UPDATE: Chris Roerden's DON'T MURDER YOUR MYSTERY won the 2006 Agatha Award for Non-Fiction!

Imagine this scenario: a writer has toiled away on his manuscript for a year and is ready to send it to an editor he met at a conference. This editor had requested the manuscript, so the writer, not realizing such invitations are par for the course at events the editor is hired to attend, is confident the manuscript will get fair treatment. As insurance, though, he "accidentally" turns page 33 upside down. The manuscript comes back with the literary equivalent of a "Dear John" letter.

Once the writer's tears dry, he thumbs through the manuscript and sees page 33 is just as he had planted it.

"That lousy, lying editor," screams the writer. "She didn't read it at all!"

Sorry, Mr. Writer. The chances are extremely good that, though the editor didn't read it all, she read enough. The sad reality is that no one has time for or interest in reading a bad, mediocre, or even decent manuscript. It has to be brilliant, from the front page to the last. Fatal weaknesses usually show up in the first five pages, which are all most editors need to read to know the book won't work. In fact, most such failures are painfully apparent in the first few paragraphs.

Don't despair, Mr. Writer, because all is not lost. DON'T MURDER YOUR MYSTERY will clue you in on avoiding those major problems that plague the fledgling writer. The subtitle, "24 Fiction-Writing Techniques To Save Your Manuscript From Turning Up DOA," should appeal to those who like their instruction in a structured, step-by-step fashion. The author, Chris Roerden, is a long-time freelance editor who gives examples not only of successful use of techniques, but weighted-down, dead prose that numbs even the most optimistic reader. She starts the book with a brief rundown of why most manuscripts are doomed before they even hit the mail, painting a stark picture of a publishing world where editors are deluged with manuscripts and writers don't bother to hone their craft before demanding fame and fortune.

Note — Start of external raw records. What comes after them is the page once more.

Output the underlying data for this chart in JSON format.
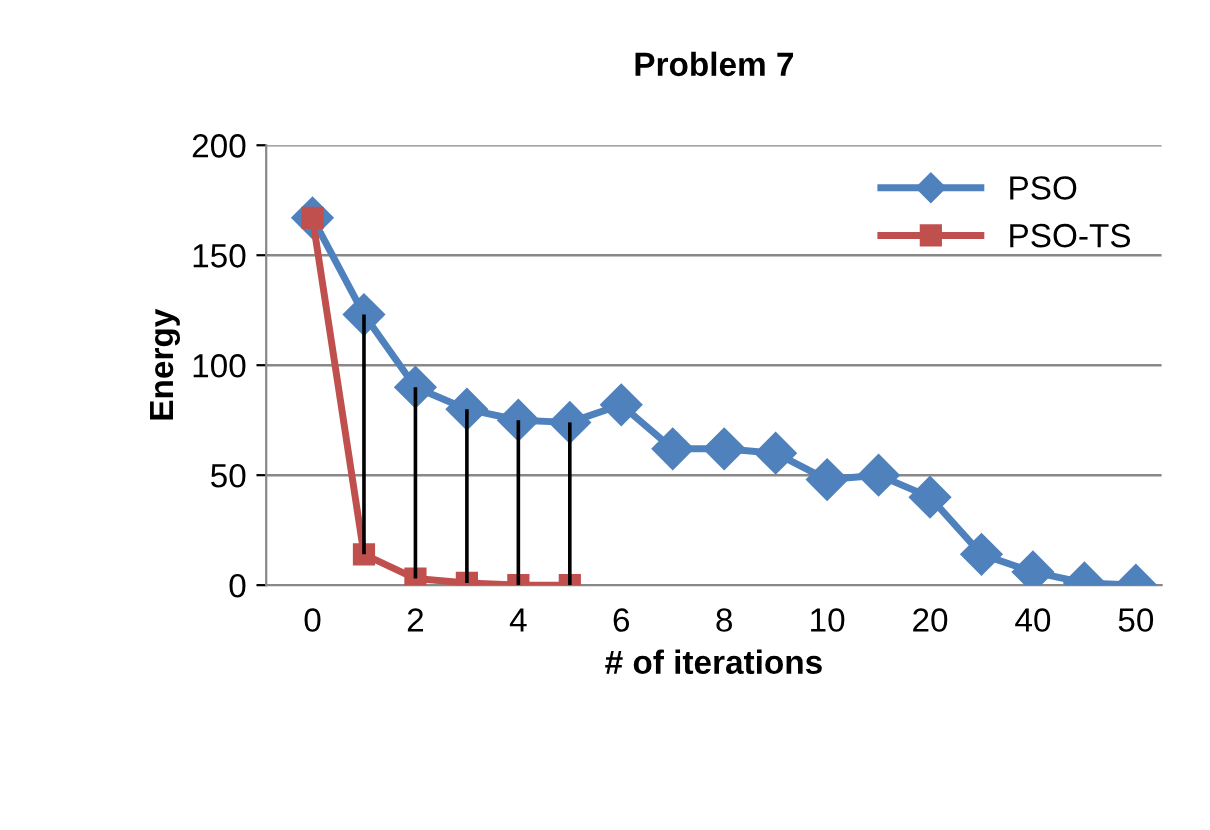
{
  "chart_data": {
    "type": "line",
    "title": "Problem 7",
    "xlabel": "# of iterations",
    "ylabel": "Energy",
    "categories": [
      "0",
      null,
      "2",
      null,
      "4",
      null,
      "6",
      null,
      "8",
      null,
      "10",
      null,
      "20",
      null,
      "40",
      null,
      "50"
    ],
    "series": [
      {
        "name": "PSO",
        "color": "#4f81bd",
        "marker": "diamond",
        "values": [
          167,
          123,
          90,
          80,
          75,
          74,
          82,
          62,
          62,
          60,
          48,
          50,
          40,
          14,
          6,
          1,
          0
        ]
      },
      {
        "name": "PSO-TS",
        "color": "#c0504d",
        "marker": "square",
        "values": [
          167,
          14,
          3,
          1,
          0,
          0,
          null,
          null,
          null,
          null,
          null,
          null,
          null,
          null,
          null,
          null,
          null
        ],
        "errors": [
          null,
          [
            14,
            123
          ],
          [
            3,
            90
          ],
          [
            1,
            80
          ],
          [
            0,
            75
          ],
          [
            0,
            74
          ],
          null,
          null,
          null,
          null,
          null,
          null,
          null,
          null,
          null,
          null,
          null
        ]
      }
    ],
    "ylim": [
      0,
      200
    ],
    "yticks": [
      0,
      50,
      100,
      150,
      200
    ],
    "grid": "y",
    "legend": "top right",
    "line_style": "solid"
  }
}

From "Hobbled Hooks" to "Killing Time," Roerden then patiently explains the literary pitfalls that stop a novel dead in its tracks. The book is far more than a beginner’s guide, though, because it arcs through dialogue, voice, style, plotting and word choice, with indices of other resources. Roerden's "Tip Sheets" neatly summarize the meat of each chapter, serving as a series of brief refresher courses. While the book on its face is geared toward mystery writers, the techniques easily apply to any form of good fiction. Even if you’ve had a few, or even many, novels published, you're sure to learn something from this book.

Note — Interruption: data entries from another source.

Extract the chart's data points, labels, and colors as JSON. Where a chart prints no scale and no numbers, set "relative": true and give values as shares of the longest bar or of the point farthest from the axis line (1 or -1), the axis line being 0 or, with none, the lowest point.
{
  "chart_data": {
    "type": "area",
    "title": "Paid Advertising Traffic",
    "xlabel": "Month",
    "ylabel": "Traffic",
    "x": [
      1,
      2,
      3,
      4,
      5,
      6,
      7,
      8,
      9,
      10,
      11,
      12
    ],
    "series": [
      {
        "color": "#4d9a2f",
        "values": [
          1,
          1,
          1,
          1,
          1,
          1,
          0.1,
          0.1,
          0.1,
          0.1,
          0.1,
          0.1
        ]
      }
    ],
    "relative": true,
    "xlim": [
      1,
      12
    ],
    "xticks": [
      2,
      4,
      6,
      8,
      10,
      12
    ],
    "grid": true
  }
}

As an occasional freelance editor myself, I have been recommending this book to anyone who asks me for advice. And I can vouch for the reality that weak writing is obvious right off the bat. Even after writing nine novels myself, I keep this book by my computer with my thesaurus and dictionary as an indispensable tool. I can truthfully say I've learned more from it than any of the numerous other instructional manuals I’ve read.

DON'T MURDER YOUR MYSTERY won't guarantee success, but it might get your manuscript read all the way up to page 33, and maybe even to the end.